When announcing the release of the report, Levin also specifically criticized Goldman Sachs for its role in selling mortgage-backed securities while at the same time taking short positions in their own portfolio.
"In my judgment, Goldman clearly misled their clients and they misled the Congress," Levin. “They gained at the expense of their clients, and they used abusive practices to do it," he said.
In a statement, Goldman denied wrongdoing.
The Levin-Coburn report expands on evidence gathered at four Subcommittee hearings in April 2010, examining four aspects of the crisis through case studies that include:
- High-risk mortgage lending, using the case of Washington Mutual Bank, a $300 billion thrift that became the largest bank failure in U.S. history;
- Regulatory inaction, focusing on the Office of Thrift Supervision’s failed oversight of Washington Mutual;
- Inflated credit ratings that misled investors, examining the actions of the nation’s two largest credit rating agencies, Moody’s and Standard & Poor’s; and
- The role played by investment banks, focusing primarily on Goldman Sachs, creating and selling structured finance products that foisted billions of dollars of losses on investors, while the bank itself profited from betting against the mortgage market.

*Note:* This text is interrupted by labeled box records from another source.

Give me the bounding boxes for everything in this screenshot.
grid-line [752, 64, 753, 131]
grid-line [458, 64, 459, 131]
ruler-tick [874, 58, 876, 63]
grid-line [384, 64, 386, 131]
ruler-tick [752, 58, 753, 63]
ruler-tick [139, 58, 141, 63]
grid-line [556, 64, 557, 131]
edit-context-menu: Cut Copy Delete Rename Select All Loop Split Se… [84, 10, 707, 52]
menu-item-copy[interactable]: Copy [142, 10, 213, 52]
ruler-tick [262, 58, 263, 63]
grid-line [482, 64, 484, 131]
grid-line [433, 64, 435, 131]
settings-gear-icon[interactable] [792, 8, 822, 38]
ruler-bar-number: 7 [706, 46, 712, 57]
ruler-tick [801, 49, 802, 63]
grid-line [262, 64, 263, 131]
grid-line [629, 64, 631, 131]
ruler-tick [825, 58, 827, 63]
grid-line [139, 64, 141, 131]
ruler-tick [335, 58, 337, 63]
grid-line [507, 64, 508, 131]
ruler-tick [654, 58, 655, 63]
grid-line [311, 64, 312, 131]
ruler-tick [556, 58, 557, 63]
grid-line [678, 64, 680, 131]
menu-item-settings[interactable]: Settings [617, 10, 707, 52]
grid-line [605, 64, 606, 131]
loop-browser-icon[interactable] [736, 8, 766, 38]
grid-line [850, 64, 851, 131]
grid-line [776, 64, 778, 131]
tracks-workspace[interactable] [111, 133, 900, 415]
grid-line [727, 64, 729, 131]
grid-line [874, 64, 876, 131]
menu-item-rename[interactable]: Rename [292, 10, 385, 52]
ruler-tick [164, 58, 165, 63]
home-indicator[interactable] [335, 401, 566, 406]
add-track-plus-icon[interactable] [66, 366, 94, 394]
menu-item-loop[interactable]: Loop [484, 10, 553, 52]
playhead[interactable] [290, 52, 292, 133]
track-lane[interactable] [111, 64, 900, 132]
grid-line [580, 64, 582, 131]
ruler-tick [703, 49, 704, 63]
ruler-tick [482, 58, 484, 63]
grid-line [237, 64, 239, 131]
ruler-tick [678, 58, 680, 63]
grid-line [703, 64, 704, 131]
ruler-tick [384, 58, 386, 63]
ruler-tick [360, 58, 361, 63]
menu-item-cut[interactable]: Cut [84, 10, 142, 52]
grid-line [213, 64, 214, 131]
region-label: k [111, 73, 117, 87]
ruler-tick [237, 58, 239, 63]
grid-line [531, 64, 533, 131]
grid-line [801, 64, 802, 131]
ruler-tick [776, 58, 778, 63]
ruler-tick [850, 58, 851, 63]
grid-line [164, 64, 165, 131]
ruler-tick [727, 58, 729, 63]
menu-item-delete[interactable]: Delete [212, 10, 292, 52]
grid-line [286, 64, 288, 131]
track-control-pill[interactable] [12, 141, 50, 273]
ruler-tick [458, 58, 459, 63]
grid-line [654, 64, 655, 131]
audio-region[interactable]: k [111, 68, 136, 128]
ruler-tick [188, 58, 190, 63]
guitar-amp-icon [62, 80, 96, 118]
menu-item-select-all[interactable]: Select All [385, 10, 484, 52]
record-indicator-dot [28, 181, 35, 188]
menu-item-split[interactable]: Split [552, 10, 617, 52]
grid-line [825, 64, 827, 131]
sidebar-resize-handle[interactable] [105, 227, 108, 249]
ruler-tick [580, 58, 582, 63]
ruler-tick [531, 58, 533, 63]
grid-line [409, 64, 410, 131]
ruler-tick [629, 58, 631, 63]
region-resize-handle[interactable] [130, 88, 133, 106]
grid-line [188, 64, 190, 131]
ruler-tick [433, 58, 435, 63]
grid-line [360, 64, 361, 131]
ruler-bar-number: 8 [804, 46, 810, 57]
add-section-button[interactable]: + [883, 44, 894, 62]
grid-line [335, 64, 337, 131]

The report then details 19 recommendations to address the conflicts of interest. The recommendations advocate for the implementation of the new restrictions on proprietary trading and conflicts of interest and action by the SEC to rank credit rating agencies according to the accuracy of their ratings. Other recommendations seek to advance low risk mortgages, greater transparency in the marketplace, and more protective capital, liquidity, and loss reserves.